Days are busy and the last thing we want to worry about is whether the messages we worked hard to get through approvals and out the door for constituent communication are actually being delivered as promised. But, sometimes that's exactly what we have to worry about.



Here are some things (you are probably already doing) I have on my check list that I thought I would share:
  1. Run advocacy deliverability failure report every morning for 3 days after you promote a priority action via email. Resubmit failures after each report -- often times that covers the failures.

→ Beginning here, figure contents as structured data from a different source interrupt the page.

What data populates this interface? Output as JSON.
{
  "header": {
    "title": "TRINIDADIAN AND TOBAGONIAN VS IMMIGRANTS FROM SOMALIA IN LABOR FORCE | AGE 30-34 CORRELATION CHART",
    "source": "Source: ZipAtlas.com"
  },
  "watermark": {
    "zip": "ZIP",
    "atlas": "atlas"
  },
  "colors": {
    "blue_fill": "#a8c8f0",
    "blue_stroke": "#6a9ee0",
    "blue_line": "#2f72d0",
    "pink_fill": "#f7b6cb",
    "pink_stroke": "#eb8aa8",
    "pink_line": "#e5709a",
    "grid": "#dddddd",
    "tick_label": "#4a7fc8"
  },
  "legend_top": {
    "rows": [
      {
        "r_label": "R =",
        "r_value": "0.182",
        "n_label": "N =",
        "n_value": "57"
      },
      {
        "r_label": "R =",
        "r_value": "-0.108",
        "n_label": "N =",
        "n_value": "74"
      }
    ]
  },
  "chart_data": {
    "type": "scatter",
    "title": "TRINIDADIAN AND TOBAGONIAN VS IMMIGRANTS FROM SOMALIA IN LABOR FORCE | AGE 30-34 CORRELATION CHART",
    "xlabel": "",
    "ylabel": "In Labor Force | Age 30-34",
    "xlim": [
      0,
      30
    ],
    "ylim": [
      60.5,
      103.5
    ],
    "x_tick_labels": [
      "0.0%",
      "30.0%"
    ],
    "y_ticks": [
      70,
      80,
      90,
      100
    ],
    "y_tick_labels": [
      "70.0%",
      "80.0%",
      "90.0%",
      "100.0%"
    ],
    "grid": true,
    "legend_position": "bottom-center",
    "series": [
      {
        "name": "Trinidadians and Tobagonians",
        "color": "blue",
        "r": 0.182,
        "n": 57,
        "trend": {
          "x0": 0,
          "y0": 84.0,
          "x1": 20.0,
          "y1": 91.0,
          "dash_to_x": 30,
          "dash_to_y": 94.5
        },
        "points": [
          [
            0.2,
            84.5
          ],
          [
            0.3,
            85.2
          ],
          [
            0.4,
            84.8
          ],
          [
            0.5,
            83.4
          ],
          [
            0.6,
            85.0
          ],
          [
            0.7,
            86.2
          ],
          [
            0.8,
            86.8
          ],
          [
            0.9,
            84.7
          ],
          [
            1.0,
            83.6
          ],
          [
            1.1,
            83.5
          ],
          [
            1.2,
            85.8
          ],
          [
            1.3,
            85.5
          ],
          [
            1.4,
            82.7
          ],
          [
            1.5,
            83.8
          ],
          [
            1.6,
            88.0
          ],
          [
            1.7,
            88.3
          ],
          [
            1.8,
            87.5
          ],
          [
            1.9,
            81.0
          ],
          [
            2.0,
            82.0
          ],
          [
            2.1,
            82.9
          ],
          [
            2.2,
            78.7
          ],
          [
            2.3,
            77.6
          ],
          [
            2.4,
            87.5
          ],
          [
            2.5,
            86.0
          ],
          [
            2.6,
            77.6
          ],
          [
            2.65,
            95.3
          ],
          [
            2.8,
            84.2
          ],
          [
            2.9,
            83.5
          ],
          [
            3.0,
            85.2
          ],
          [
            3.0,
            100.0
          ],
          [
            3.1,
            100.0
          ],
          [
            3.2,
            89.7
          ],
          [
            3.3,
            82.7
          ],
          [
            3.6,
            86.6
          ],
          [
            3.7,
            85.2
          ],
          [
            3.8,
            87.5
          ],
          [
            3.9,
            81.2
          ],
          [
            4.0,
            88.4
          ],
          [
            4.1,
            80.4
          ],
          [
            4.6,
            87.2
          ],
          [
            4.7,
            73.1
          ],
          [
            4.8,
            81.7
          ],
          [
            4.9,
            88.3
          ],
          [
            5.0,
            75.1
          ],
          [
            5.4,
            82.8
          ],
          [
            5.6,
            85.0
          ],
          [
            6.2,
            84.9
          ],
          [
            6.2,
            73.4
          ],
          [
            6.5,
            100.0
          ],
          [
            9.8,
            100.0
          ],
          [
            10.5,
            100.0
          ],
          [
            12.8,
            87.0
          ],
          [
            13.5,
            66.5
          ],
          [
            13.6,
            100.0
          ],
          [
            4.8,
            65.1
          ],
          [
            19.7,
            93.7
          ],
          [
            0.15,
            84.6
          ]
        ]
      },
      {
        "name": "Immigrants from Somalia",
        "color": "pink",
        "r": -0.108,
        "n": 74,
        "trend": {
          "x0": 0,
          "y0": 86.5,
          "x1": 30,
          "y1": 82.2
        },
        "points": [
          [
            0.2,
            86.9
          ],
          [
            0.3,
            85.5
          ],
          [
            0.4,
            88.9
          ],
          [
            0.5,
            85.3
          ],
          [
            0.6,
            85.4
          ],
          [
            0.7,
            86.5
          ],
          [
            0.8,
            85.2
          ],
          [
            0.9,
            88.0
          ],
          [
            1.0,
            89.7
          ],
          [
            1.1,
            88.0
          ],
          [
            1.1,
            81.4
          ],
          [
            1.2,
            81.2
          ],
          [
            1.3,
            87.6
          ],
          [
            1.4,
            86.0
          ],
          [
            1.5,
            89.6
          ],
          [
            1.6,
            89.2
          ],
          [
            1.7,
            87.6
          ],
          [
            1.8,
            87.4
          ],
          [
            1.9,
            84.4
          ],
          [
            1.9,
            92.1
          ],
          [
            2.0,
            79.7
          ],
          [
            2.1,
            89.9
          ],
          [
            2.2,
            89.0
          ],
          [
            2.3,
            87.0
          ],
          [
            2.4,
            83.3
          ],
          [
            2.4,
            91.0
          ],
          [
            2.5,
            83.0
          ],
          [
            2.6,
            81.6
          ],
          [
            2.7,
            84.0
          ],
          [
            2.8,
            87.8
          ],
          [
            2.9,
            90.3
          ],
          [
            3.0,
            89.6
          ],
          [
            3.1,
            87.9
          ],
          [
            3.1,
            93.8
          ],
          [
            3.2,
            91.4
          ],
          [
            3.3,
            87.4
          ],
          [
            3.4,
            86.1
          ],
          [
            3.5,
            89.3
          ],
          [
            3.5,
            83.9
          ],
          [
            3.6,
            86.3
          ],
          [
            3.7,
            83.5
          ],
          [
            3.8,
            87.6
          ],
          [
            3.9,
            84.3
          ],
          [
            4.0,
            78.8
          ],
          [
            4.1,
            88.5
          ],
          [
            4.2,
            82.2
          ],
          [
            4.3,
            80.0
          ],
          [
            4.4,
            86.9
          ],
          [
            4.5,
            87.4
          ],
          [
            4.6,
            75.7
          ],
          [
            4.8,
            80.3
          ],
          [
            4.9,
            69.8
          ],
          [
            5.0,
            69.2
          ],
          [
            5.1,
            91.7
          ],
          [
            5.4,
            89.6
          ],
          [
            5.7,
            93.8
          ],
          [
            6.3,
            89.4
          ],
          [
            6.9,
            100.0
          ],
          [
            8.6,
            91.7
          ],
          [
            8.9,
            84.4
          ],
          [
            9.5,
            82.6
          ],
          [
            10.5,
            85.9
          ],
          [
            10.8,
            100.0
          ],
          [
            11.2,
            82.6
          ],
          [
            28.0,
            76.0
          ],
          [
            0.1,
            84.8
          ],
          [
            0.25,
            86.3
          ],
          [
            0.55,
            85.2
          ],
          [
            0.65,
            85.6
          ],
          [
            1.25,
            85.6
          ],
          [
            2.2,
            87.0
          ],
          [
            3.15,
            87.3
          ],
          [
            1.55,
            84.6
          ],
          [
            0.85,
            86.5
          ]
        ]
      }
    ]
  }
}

If you see that the failures continue, try resubmitting them at different hours to cover for receiver server overload (for instance, Monday morning isn’t the best time to try to resend failures for obvious reasons, Monday at 12PM is probably better).

  2. If messages are not being delivered and you aren’t pressed for time, let your lobbyist know and have her/her bring it up at his/her next meeting with that official’s office. (This is also a good tactic to do in addition to the messages successfully going directly to the office.)

  3. If you are pressed for time and a vote is happening soon, notify the office and submit the names another way after running a report and exporting action takers. (This is also a good tactic to do in addition to the messages successfully going directly to the office.)

  4. Set up your actions to have them roll over to fax which seems to be helping with the failures. (You do not get charged extra from BB for this.)
What about you? I’d love to hear what everyone else does to ensure their messages are heard and accounted for!